Start with the double square and three triangles as before, and place another square on top. This is not a double square, so it has triangles on all four sides. Two more squares fill the notches at the left and right. These squares are incident to the double square. The same pattern appears below the double square, and that forces three triangles to the right of the double square. This looks like the house and chimney laying on its side, and we've already dealt with that.
Start with the double square and three triangles as before, and place a fourth triangle above the three triangles, making a larger triangle, which must be enclosed in 6 squares. Each corner brings in two more triangles. The same pattern appears below the double square, and that forces three triangles to the right of the double square. This looks like the house and chimney laying on its side, and we've already dealt with that. That takes care of the double square. Hereinafter, squares are not adjacent.

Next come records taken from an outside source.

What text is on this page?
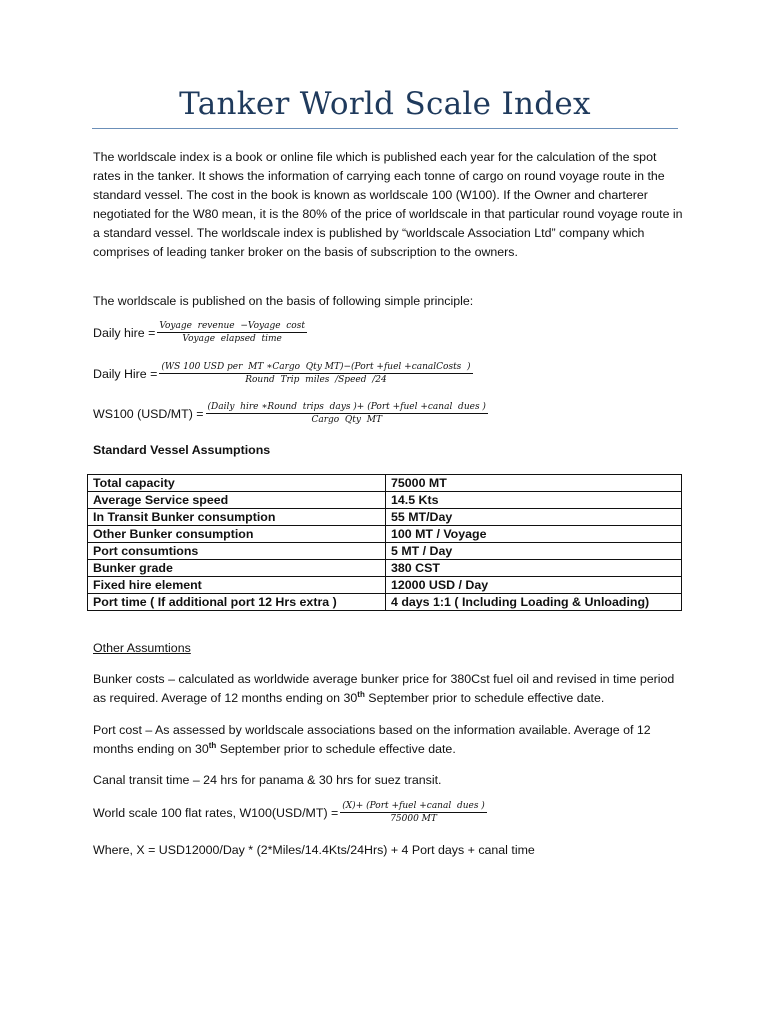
Tanker World Scale Index
The worldscale index is a book or online file which is published each year for the calculation of the spot rates in the tanker. It shows the information of carrying each tonne of cargo on round voyage route in the standard vessel. The cost in the book is known as worldscale 100 (W100). If the Owner and charterer negotiated for the W80 mean, it is the 80% of the price of worldscale in that particular round voyage route in a standard vessel. The worldscale index is published by “worldscale Association Ltd” company which comprises of leading tanker broker on the basis of subscription to the owners.
The worldscale is published on the basis of following simple principle:
Daily hire = $\frac{\text{Voyage  revenue  −Voyage  cost}}{\text{Voyage  elapsed  time}}$
Daily Hire = (WS 100 USD per  MT ∗Cargo  Qty MT)−(Port +fuel +canalCosts  )
Round  Trip  miles  /Speed  /24
WS100 (USD/MT) = (Daily  hire ∗Round  trips  days )+ (Port +fuel +canal  dues )
Cargo  Qty  MT
Standard Vessel Assumptions
Total capacity	75000 MT
Average Service speed	14.5 Kts
In Transit Bunker consumption	55 MT/Day
Other Bunker consumption	100 MT / Voyage
Port consumtions	5 MT / Day
Bunker grade	380 CST
Fixed hire element	12000 USD / Day
Port time ( If additional port 12 Hrs extra )	4 days 1:1 ( Including Loading & Unloading)
Other Assumtions
Bunker costs – calculated as worldwide average bunker price for 380Cst fuel oil and revised in time period as required. Average of 12 months ending on 30th September prior to schedule effective date.
Port cost – As assessed by worldscale associations based on the information available. Average of 12 months ending on 30th September prior to schedule effective date.
Canal transit time – 24 hrs for panama & 30 hrs for suez transit.
World scale 100 flat rates, $W100(USD/MT) = \frac{\text{(X)+ (Port +fuel +canal  dues )}}{75000 MT}$
Where, X = USD12000/Day * (2*Miles/14.4Kts/24Hrs) + 4 Port days + canal time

Start with RS and separate the squares just a bit. Now rotate each square clockwise or counterclockwise, in an alternating pattern. Focus on four squares as they rotate. They join corners to create a diamond shaped hole. If this diamond is vertical, the diamonds above, below, left, and right are horizontal. We have a grid of diamond holes that alternate between vertical and horizontal. Fill each diamond with two triangles and find a semiregular pattern.
Is the above inevitable? Remember, we can't put squares together. Let two triangles form a vertical diamond, and place square triangle square on either side. The top and bottom of this diamon have two squares, and must be filled in with two triangles, i.e. horizontal diamonds. These have vertical diamonds at their tips, and so on throughout the entire plane. The pattern is inevitable.
If you've been keeping score, there are 3 regular tilings, 8 semiregular tilings, and 5 quasiregular tilings. That's a total of 16 patterns.